‘a beautiful event, a linguistic firework display, and extremely moving to watch’
‘a wonderful experience, an incredible choral journey’
‘this quasi-liturgical service for Herodotus!’
‘a monument of homage to the work and the author’
‘It’s been incredible listening to Herodotus in so many languages; inspirational!’
‘I still feel the emotions … This has been one of my first-rank academic and life experiences. So cute, so beautiful!’
‘I’m pretty sure that Herodotus is proud of us, as well as his sparks living within each one of us’
‘A θῶμα μέγιστον’
‘certainly worth 10 talents!’
These are just some of the things that people have said about the Herodotus Marathon, a live, non-stop, multilingual reading of Herodotus’ Histories that took place from 5pm GMT on 31 May 2022 till late (c. 10.30 pm) the following day.
Around 250 readers from all over the world came together to read the Histories in full (for the first time since antiquity?) in a huge variety of different translations – and in the original Greek. After some technical hitches at the start, the event was livestreamed via our YouTube channel, where you can view the vast majority of the performance.

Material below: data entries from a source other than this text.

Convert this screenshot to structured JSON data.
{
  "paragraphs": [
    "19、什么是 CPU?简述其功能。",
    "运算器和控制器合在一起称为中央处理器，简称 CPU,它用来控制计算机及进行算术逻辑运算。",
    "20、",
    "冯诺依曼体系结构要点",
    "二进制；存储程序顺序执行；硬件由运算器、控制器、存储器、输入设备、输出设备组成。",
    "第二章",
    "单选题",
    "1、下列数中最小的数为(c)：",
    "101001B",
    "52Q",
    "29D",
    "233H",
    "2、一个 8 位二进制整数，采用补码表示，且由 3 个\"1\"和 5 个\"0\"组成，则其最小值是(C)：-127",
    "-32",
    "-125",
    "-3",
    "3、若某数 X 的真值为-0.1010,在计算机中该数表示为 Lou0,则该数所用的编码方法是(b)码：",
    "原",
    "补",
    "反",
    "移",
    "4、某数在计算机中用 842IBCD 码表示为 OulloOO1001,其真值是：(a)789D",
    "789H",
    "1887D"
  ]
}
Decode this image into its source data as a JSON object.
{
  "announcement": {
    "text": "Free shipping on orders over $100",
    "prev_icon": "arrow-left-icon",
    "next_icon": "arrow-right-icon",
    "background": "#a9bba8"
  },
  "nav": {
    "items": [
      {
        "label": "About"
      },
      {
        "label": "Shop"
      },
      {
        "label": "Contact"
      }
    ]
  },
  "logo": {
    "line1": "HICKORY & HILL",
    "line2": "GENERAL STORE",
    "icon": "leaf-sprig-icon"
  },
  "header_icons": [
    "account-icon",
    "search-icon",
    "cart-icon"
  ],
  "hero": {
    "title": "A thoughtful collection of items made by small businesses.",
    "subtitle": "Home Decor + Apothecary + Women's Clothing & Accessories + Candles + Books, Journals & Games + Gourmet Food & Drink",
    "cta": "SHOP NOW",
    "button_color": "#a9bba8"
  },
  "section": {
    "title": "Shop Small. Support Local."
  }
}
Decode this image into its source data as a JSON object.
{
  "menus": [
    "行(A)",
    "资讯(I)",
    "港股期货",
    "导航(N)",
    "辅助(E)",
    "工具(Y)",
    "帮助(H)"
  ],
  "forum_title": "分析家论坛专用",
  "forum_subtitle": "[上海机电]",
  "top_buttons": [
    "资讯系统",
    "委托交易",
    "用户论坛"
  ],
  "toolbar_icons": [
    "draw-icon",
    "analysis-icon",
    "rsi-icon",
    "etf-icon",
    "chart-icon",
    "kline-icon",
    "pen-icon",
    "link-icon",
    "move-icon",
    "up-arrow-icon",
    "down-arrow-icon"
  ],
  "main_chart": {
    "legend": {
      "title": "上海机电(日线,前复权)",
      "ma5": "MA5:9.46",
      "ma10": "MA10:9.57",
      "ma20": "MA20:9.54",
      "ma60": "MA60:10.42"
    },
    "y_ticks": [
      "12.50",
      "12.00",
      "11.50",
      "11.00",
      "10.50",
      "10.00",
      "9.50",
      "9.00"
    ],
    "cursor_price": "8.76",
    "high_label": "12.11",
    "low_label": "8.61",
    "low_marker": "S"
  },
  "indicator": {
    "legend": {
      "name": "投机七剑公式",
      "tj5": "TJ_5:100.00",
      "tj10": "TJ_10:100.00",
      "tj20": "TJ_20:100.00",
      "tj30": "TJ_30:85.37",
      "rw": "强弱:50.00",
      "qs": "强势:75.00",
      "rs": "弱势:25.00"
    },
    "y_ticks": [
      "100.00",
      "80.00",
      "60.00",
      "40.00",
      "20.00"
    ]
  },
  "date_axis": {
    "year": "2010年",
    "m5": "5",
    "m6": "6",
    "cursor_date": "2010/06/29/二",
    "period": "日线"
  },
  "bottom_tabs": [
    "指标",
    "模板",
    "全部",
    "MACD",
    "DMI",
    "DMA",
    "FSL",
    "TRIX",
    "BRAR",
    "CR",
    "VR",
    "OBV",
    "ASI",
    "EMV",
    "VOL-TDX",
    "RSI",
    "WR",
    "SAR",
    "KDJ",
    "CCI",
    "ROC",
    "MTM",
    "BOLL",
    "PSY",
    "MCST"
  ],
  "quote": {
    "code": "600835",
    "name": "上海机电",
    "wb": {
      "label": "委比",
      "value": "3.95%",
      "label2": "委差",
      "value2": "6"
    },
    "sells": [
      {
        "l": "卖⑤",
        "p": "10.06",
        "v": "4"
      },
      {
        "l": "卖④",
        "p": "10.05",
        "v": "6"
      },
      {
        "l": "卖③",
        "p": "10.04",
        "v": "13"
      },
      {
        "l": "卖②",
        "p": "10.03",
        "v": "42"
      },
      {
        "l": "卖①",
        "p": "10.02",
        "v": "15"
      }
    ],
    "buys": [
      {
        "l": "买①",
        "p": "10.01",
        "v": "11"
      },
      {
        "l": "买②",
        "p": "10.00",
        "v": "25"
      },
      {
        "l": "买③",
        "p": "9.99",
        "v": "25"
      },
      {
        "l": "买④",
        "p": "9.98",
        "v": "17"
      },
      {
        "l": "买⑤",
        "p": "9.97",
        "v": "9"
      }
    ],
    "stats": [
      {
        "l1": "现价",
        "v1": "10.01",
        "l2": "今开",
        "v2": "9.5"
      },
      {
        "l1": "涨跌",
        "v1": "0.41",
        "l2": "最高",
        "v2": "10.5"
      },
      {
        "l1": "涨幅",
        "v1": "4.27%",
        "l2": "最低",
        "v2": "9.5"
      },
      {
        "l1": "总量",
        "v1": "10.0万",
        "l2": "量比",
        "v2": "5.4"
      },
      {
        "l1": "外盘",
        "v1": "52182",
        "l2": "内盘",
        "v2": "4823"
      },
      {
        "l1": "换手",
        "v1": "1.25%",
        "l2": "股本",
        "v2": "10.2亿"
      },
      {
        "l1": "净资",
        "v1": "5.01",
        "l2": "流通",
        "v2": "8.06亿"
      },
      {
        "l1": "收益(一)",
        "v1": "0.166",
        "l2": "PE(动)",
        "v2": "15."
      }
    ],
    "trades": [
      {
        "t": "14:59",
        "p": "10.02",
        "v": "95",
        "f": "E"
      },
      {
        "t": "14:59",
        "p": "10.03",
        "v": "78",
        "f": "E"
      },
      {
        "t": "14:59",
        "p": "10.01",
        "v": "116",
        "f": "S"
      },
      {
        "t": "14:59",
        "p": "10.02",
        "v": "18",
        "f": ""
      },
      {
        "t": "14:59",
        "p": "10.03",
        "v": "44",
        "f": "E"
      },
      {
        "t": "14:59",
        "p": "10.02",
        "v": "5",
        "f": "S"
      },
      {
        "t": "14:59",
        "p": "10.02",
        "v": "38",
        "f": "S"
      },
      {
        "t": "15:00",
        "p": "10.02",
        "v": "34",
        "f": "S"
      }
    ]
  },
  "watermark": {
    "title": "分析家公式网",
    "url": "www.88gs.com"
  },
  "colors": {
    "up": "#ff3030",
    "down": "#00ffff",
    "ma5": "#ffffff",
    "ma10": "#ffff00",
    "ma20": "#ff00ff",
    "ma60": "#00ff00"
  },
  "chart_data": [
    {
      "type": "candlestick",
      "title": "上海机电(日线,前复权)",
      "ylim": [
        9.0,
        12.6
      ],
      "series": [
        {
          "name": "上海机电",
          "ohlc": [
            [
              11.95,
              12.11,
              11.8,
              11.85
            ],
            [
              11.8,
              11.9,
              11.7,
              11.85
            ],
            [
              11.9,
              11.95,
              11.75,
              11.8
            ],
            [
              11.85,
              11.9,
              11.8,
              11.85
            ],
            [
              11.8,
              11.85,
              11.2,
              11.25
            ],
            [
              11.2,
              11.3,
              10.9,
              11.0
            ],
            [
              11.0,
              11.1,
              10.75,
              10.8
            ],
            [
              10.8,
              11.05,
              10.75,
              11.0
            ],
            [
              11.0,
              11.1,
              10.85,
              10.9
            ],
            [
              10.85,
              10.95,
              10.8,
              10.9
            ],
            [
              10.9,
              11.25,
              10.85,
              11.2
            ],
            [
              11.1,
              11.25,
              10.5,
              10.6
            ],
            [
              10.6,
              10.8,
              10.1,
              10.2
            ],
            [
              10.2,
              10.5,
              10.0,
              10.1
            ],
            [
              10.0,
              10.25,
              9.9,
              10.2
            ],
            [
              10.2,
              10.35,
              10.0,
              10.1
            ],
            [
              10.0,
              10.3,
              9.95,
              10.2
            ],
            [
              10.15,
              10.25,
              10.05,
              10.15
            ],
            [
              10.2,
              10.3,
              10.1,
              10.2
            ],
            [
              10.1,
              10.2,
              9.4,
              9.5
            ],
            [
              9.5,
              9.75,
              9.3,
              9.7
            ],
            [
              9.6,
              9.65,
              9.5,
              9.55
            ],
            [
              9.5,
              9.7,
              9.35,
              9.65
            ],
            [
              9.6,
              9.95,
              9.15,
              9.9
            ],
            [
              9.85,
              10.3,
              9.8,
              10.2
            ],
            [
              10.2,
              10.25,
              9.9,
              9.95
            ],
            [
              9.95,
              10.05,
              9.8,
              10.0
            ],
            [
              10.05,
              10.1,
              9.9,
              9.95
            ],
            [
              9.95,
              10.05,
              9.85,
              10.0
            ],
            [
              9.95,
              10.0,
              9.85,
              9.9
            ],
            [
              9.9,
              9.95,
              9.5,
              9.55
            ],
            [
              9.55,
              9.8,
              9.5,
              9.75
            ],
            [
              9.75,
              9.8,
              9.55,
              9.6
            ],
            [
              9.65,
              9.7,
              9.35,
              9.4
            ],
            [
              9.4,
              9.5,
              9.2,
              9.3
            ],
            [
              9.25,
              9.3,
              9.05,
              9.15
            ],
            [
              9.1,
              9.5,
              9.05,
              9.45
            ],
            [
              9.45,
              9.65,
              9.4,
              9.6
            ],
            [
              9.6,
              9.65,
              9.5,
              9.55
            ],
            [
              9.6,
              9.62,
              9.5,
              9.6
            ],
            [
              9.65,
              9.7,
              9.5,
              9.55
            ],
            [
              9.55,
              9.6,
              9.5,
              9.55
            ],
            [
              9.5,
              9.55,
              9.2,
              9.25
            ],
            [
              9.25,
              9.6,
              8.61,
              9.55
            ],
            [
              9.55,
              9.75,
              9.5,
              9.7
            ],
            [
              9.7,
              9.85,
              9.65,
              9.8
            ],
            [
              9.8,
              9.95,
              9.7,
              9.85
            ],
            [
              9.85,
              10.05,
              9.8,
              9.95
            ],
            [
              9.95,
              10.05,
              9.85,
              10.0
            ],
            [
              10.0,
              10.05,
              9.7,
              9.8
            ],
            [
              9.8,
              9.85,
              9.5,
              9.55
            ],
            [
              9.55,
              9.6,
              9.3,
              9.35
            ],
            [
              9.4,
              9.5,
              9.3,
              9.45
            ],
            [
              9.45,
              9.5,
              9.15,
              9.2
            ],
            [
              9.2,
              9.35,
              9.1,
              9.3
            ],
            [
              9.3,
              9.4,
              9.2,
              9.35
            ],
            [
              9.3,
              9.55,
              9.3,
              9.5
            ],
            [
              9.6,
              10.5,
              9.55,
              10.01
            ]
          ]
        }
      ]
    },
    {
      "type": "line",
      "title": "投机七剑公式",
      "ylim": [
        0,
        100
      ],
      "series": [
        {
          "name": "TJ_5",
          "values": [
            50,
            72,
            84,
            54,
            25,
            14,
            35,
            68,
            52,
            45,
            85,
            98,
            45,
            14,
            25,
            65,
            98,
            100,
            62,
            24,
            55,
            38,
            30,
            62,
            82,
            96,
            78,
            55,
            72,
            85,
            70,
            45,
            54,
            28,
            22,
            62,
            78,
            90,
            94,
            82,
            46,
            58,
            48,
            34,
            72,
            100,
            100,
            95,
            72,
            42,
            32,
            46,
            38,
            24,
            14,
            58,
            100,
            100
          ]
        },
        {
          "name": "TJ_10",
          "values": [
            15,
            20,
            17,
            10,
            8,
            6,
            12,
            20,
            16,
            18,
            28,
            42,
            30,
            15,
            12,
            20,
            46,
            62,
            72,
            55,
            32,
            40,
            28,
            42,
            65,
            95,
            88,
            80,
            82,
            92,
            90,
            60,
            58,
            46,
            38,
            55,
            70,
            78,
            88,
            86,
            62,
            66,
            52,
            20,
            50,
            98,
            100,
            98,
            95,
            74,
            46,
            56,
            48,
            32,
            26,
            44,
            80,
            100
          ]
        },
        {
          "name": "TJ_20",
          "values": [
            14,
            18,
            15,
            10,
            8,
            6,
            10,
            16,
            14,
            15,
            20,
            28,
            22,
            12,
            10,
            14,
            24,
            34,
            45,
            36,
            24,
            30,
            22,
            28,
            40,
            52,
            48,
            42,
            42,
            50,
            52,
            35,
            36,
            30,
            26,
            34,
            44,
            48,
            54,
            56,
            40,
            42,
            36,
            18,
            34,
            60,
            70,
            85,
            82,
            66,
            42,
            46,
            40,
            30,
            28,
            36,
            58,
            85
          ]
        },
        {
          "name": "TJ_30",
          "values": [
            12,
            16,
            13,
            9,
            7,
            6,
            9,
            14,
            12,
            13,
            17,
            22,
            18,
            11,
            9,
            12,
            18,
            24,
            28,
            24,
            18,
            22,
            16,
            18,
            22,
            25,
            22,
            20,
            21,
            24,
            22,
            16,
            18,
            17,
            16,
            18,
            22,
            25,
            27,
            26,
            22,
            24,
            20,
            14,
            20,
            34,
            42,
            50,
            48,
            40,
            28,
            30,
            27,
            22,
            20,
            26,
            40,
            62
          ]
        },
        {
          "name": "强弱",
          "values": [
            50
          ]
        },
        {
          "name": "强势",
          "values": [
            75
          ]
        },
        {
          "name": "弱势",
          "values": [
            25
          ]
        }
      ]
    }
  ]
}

The Marathon began with a reading of the first paragraph of the proem in Ukrainian, and featured readings in Arabic, Catalan, Chinese, Croatian, Danish, Dutch, Eastern Lombard, English, Finnish, French, Galician, German, Austrian German, Swiss German, Greek (ancient and modern), Hebrew, Indonesian, Irish, Italian, Japanese, Latin, Luxembourgish, Persian, Polish, Portuguese, Russian, Spanish, Swedish, Turkish, and Welsh.